I completed the final leg of the triathlon — the 26.2-mile run — wearing a shirt that said “Going the Distance for Farm Animals” on the front and “Go Vegan Go” on the back. When I felt sore or tired, I thought of the animals suffering on factory farms, and my resolve would strengthen. I was there representing them and demonstrating that humans can excel without consuming animal products. The run is my strongest leg of the triathlon, and I passed many competitors who saw the word “vegan” on my back as I ran ahead.

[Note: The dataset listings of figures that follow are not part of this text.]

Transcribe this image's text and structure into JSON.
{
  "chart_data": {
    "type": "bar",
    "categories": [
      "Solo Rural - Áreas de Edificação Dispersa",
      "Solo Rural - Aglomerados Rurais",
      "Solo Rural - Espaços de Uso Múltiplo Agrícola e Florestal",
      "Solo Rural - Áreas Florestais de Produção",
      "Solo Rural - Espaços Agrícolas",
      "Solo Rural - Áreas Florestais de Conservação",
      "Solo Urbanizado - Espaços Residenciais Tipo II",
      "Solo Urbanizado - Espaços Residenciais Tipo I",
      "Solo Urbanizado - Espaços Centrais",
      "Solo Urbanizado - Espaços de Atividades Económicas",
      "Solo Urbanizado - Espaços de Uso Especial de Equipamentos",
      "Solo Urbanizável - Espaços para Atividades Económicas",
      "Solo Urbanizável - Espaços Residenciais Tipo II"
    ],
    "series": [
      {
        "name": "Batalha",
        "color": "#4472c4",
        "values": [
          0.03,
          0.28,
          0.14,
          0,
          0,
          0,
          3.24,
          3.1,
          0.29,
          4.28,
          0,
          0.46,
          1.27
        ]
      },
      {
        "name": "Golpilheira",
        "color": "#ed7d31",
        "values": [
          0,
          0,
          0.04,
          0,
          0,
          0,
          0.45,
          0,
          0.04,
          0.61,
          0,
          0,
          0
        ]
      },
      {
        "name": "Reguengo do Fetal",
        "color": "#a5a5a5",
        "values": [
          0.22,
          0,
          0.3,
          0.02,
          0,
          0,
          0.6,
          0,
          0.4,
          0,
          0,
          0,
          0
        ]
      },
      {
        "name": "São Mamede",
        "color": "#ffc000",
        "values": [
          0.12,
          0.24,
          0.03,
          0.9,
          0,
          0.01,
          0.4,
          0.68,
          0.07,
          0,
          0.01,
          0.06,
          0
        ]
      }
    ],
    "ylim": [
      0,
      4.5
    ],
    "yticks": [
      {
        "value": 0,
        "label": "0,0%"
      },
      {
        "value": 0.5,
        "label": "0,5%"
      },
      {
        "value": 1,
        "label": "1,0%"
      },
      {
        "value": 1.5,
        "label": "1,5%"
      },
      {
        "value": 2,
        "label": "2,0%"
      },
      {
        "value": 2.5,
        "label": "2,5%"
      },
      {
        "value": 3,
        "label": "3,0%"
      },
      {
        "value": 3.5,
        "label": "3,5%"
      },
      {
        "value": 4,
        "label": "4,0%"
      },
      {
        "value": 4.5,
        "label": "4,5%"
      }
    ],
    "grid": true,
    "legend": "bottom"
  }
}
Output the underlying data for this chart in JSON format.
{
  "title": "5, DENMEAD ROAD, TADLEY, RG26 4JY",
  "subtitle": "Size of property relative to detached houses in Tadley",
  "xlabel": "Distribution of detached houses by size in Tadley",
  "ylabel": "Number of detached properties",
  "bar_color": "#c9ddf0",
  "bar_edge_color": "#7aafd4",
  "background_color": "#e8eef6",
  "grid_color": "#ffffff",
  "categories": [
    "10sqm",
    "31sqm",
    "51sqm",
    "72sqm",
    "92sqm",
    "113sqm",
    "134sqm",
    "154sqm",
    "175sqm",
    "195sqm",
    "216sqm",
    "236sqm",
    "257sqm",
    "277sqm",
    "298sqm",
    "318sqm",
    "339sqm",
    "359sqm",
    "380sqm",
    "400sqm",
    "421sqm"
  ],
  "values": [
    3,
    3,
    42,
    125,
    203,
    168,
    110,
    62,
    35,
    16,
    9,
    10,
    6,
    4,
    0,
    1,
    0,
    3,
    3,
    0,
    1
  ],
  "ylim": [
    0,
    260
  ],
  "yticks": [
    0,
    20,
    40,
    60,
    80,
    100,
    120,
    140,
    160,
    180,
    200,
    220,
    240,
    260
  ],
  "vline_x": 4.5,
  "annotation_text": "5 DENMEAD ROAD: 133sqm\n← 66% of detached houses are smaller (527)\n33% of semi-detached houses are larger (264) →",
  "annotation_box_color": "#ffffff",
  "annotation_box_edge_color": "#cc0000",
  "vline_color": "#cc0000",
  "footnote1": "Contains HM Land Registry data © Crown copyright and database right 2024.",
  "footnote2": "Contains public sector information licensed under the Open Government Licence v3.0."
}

I have been inspired by other athletes who are actively promoting vegan living including Rich Roll, Rip Esselstyn, Brendan Brazier, Scott Jurek, and Matt Frazier, the No Meat Athlete. During my training and at the event, I also met many athletes who were not vegan but who expressed curiosity and interest in how I prepared for the race in order to perform so well. It is my hope that, by example, I might motivate them to explore plant-based eating.

A strong connection is emerging between the ethically oriented and fitness-oriented vegan communities today. We share the common goal of living healthy lives, both emotionally and physically, without causing pain or harm to any animal. Together, I believe we can inspire even more people to stop and think about how (and who) they eat and why it makes sense to ingest plants instead of animals.


Ironman triathlon: mission accomplished.